Train Ride to the Unknown

Japanese American National Museum, Gift of Eiichi Edward Sakauye (96.147.1)

Watch this home movie shot by Eiichi Edward Sakauye, who documented inmates arriving at Heart Mountain, Wyoming. Most of the camp’s 10,767 inmates came from California, Washington, and Oregon.

  • How did they get to Heart Mountain?
  • When they arrived, who was there to greet them?
  • How old were the inmates?
  • If you were being taken by train to Heart Mountain, what thoughts do you think might be going through your mind?

Miné Okubo, Untitled (Miné and Benji standing with their luggage, Berkeley, California, 1942), 1942, ink on paper, Japanese American National Museum, Gift of the Miné Okubo Estate (2007.62.23)

Look carefully at this drawing of siblings Miné and Benji Okubo.

  • What is the first thing you notice?
  • How might you describe the expressions on their faces?
  • Their last name, Okubo, is written on one bag. What do you think “13660” is? Why do you think that number is everywhere?

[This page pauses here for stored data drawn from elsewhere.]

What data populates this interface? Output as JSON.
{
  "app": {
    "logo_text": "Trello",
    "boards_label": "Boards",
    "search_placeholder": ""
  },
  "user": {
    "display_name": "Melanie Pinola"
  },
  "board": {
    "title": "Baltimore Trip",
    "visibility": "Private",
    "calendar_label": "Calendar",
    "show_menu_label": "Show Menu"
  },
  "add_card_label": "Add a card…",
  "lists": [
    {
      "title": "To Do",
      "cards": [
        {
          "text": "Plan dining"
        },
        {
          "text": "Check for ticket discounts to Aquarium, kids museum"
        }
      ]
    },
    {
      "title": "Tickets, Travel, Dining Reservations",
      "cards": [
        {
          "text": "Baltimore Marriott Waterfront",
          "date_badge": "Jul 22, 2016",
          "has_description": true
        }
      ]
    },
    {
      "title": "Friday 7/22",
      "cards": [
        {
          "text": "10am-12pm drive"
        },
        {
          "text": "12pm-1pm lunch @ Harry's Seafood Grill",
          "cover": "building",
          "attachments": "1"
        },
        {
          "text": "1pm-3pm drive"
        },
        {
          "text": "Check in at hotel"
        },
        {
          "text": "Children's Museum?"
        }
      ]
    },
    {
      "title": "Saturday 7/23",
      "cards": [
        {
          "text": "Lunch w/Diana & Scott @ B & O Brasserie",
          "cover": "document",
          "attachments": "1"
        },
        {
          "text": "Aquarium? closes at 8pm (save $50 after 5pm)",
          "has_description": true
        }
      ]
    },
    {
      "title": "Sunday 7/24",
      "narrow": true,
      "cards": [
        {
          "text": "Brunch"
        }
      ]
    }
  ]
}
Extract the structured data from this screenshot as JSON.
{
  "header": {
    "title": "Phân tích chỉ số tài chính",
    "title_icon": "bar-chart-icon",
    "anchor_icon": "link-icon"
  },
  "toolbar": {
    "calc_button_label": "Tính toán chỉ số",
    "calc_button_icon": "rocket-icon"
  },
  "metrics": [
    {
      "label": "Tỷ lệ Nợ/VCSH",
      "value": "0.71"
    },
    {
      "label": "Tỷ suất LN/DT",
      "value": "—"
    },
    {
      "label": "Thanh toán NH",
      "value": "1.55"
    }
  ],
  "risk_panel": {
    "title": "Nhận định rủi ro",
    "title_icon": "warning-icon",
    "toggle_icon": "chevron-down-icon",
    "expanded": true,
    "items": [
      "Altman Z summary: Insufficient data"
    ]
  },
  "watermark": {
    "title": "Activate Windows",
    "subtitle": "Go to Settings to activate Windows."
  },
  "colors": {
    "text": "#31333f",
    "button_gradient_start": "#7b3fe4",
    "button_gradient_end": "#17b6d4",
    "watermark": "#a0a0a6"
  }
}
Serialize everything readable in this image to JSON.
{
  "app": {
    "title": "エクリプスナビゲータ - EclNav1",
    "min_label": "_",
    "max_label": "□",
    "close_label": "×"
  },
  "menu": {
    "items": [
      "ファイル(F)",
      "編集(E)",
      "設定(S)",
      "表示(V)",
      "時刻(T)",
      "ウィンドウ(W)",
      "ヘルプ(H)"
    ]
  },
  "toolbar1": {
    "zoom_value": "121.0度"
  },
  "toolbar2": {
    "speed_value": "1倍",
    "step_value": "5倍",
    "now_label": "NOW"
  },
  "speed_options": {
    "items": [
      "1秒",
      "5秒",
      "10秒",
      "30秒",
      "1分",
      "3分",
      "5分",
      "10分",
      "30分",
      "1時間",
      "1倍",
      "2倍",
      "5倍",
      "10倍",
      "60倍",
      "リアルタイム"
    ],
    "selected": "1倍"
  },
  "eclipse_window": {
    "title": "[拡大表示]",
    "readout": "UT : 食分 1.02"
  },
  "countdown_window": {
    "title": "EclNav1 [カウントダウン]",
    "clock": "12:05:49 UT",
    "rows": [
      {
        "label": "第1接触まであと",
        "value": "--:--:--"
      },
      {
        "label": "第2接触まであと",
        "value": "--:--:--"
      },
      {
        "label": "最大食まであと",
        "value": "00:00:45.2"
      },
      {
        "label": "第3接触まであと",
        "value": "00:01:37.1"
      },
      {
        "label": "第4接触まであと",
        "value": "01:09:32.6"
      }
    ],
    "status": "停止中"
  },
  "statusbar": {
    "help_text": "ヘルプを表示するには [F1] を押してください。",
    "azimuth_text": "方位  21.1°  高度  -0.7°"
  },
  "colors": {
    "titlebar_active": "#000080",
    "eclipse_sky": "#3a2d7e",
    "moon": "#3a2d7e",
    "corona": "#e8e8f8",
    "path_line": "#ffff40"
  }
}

The Okubos are waiting with their luggage to be taken away from their home in California. The government assigned them “13660” as their family number, and they have been instructed to pin that number on themselves and to all of their luggage. They do not know it yet, but they will eventually be incarcerated in Topaz, Utah.

Japanese American National Museum, Gift of Mori Shimada (92.10.2AT)

Look carefully at this photograph taken by Mori Shimada at Heart Mountain in 1945, when World War II was coming to an end and Japanese Americans were beginning to leave camp.

  • Have you ever been on a train with so many other people? What was it like?
  • What do you think the weather was like on that day?

Japanese American National Museum, Gift of Eiichi Edward Sakauye (96.147.1)

This home movie clip was taken by Mr. Sakauye as people were leaving Heart Mountain at the end of World War II.

  • How can you tell that people are leaving camp?
  • How do you think the people leaving might have felt?
  • How do you think the people who remained in camp felt?

 

Japanese American National Museum, Gift of Eiichi Edward Sakauye (96.147.1)

The War Relocation Authority removed more than 100,000 people from the West Coast. After considering over 300 sites at which to possibly confine the Japanese Americans, it eventually selected 10 sites that met the following criteria:

  • Not near areas deemed strategic by the military
  • On public lands
  • Transportation and utilities nearby
  • Could hold a minimum of 5,000 inmates
  • Water, soil, and climate favorable enough to provide year-round opportunities for food production, war production, or public works
  • How is this story of forced migration similar and different from other events in US history and peoples’ experiences in other nations?